15.      De in de statuten vastgelegde doelstellingen van Trygghetsrådet zijn enerzijds het verstrekken van ontslagvergoedingen aan en het bevorderen van maatregelen ter versoepeling van de overstap naar nieuw werk voor werknemers die om specifiek vermelde redenen zijn ontslagen of de kans lopen ontslagen te worden, en anderzijds ondernemingen advies en hulp te verlenen in situaties van een bestaand of dreigend personeelsoverschot, alsmede het bevorderen van de ontwikkeling van het personeelsbeleid in ondernemingen. In een tussen Svenskt Näringsliv en Privattjänstemannakartellen gesloten overeenkomst, Omställningsavtalet, worden de activiteiten van Trygghetsrådet nader omschreven.

16.      De activiteiten worden gefinancierd uit een bijdrage van door de overeenkomst gebonden werkgevers, berekend naar een bepaald percentage van het loon van onder de overeenkomst vallende werknemers. Werkgevers voor wie de overeenkomst bindend is op grond van een zogenoemde „aansluitings”-overeenkomst, betalen een vaste jaarlijkse bijdrage. Naast de activiteiten die Trygghetsrådet op grond van Omställningsavtalet verricht, is zij geregistreerd als btw-plichtige voor diensten in verband met bedrijfsverplaatsingen. De btw-plichtige activiteiten maken 5 % uit van alle activiteiten van Trygghetsrådet.

17.      Trygghetsrådet is voornemens adviesdiensten in onder andere Denemarken te verwerven, die uitsluitend betrekking zullen hebben op de activiteiten die zij verricht in het kader van Omställningsavtalet. Om duidelijkheid te verkrijgen over de belastingtechnische gevolgen heeft Trygghetsrådet Skatterättsnämden verzocht om een prealabel advies over de vraag of de activiteiten die zij in het kader van Omställningsavtalet verricht, zijn aan te merken als beroepsmatig en of zij ondernemer is in de zin van hoofdstuk 5, § 7, ML.

18.      Skatterättsnämden oordeelde in een prealabel advies van 3 maart 2006, dat i) de activiteit van Trygghetsrådet in het kader van Omställningsavtalet geen dienstverrichting met een beroepsmatig karakter is, en ii) Trygghetsrådet een ondernemer is in de zin van hoofdstuk 5, § 7, ML.
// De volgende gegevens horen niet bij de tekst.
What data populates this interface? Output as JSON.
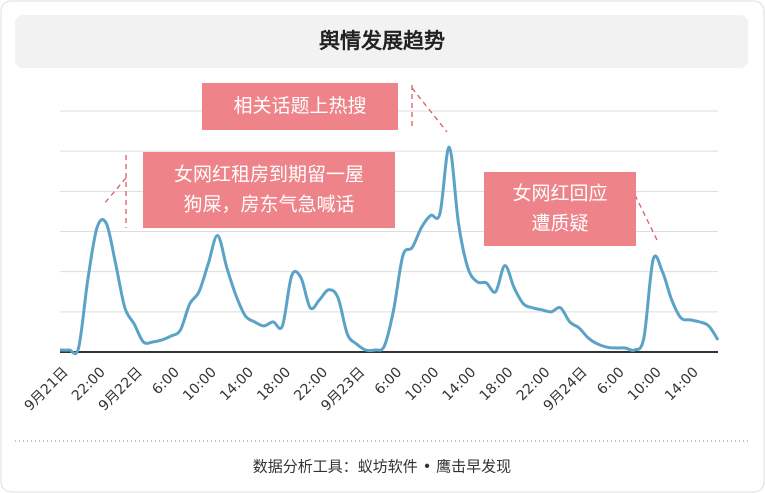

19.      Trygghetsrådet is bij Regeringsrätten opgekomen tegen het prealabel advies met de eis, het prealabel advies te wijzigen en te verklaren dat Trygghetsrådet geen ondernemer is in de zin van hoofdstuk 5, § 7, ML. Skatteverket (lokale belastingdienst) heeft om bevestiging van het prealabel advies verzocht.

20.      Ter onderbouwing van haar beroep heeft Trygghetsrådet onder andere aangevoerd dat de registratie als btw-plichtige op zich niet hoeft in te houden dat de geregistreerde te allen tijde moet worden aangemerkt als ondernemer in de zin van hoofdstuk 5, § 7, ML. Als afnemer van diensten voor de activiteiten die buiten de werkingssfeer van de Zesde richtlijn vallen, is Trygghetsrådet geen ondernemer in de zin van deze bepaling. De overeenkomstige bepaling van de Zesde richtlijn, artikel 9, lid 2, sub e, verwijst niet naar het begrip ondernemer, maar naar het begrip belastingplichtige.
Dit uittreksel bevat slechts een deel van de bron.